An investigation by The New York Times has found that on more than 25 occasions since January 2015, judges or prosecutors determined that a key aspect of a New York City police officer’s testimony was probably untrue.
The Times identified these cases — many of which are sealed — through interviews with lawyers, police officers and current and former judges.
In these cases, officers have lied about the whereabouts of guns, putting them in suspects’ hands or waistbands when they were actually hidden out of sight.
They have barged into apartments and conducted searches, only to testify otherwise later.
Under oath, they have given firsthand accounts of crimes or arrests that they did not in fact witness.
They have falsely claimed to have watched drug deals happen, only to later recant or be shown to have lied.
No detail, seemingly, is too minor to embellish.
. . . .
In many instances, the motive for lying was readily apparent: to skirt constitutional restrictions against unreasonable searches and stops.
In other cases, the falsehoods appear aimed at convicting people — who may or may not have committed a crime — with trumped-up evidence.
In still others, the motive is not easy to discern.
In October 2016, for example, a plainclothes Brooklyn officer gave a grand jury a first-person account of a gun arrest.

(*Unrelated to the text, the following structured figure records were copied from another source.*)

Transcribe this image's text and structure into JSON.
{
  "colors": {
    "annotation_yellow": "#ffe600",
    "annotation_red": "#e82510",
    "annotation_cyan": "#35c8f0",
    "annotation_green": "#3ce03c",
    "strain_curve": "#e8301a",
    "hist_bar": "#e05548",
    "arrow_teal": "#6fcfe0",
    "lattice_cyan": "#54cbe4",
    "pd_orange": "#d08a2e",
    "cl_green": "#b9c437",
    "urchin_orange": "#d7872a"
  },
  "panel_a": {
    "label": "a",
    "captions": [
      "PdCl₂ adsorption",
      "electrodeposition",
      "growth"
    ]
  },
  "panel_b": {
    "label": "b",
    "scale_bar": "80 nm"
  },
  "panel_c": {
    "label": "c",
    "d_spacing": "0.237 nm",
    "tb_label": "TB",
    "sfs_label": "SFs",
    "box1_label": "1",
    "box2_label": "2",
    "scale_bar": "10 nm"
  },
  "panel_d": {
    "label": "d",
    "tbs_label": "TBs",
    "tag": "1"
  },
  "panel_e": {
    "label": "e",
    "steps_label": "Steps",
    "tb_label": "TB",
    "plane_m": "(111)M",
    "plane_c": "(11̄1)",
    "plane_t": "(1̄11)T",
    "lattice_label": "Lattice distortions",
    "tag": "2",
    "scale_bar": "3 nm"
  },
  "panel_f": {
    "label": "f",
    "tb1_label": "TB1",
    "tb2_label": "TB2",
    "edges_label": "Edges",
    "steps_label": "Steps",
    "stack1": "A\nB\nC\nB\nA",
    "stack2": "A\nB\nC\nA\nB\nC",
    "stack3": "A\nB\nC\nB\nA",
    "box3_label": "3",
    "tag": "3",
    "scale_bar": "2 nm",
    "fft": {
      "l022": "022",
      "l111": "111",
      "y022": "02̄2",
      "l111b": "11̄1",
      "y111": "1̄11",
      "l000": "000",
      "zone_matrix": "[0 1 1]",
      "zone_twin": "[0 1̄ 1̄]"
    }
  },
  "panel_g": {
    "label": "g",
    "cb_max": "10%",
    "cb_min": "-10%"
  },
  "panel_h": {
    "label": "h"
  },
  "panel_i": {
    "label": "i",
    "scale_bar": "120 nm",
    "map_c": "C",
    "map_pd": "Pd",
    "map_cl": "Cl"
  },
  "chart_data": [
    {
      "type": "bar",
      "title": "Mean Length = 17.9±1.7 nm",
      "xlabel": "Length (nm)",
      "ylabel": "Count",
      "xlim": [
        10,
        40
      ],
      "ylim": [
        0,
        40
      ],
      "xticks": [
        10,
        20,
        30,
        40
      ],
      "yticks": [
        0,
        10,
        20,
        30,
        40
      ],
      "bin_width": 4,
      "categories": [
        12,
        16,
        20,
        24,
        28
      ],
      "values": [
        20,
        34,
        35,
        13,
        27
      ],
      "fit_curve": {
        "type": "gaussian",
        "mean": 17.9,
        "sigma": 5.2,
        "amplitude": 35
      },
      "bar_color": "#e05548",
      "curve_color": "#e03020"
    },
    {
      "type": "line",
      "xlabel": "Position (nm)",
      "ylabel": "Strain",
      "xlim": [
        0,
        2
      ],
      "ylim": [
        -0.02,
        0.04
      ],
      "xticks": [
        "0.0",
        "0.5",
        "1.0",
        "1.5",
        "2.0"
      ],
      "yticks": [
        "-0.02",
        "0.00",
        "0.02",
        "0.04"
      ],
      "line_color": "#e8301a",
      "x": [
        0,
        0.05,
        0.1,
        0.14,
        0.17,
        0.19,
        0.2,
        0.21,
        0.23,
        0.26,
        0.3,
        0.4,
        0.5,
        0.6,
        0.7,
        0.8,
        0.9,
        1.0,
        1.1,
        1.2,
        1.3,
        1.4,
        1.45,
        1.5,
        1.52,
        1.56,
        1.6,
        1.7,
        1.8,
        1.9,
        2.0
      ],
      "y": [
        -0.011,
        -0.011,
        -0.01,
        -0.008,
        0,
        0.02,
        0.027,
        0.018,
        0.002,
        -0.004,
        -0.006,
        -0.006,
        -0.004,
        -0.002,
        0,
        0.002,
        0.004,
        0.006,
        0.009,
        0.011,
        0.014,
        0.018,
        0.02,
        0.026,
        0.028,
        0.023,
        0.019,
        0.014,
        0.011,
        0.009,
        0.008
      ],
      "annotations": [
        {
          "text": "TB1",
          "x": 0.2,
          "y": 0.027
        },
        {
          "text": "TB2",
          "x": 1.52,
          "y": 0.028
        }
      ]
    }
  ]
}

Putting herself in the center of the action, the officer, Dornezia Agard, testified that as she approached a man to confront him for littering, he suddenly crouched behind a van, pulled from his waistband a dark object — later identified as a gun — and threw it on the ground.
“P.O. Agard testified that she heard a hard metal object hit the ground,” according to a letter the Brooklyn district attorney’s office wrote summarizing her testimony.
But prosecutors lost faith in her account in July 2017, after learning from other officers that she was not among the first officers on the scene.
Remember what happened to Serpico for exposing police criminality?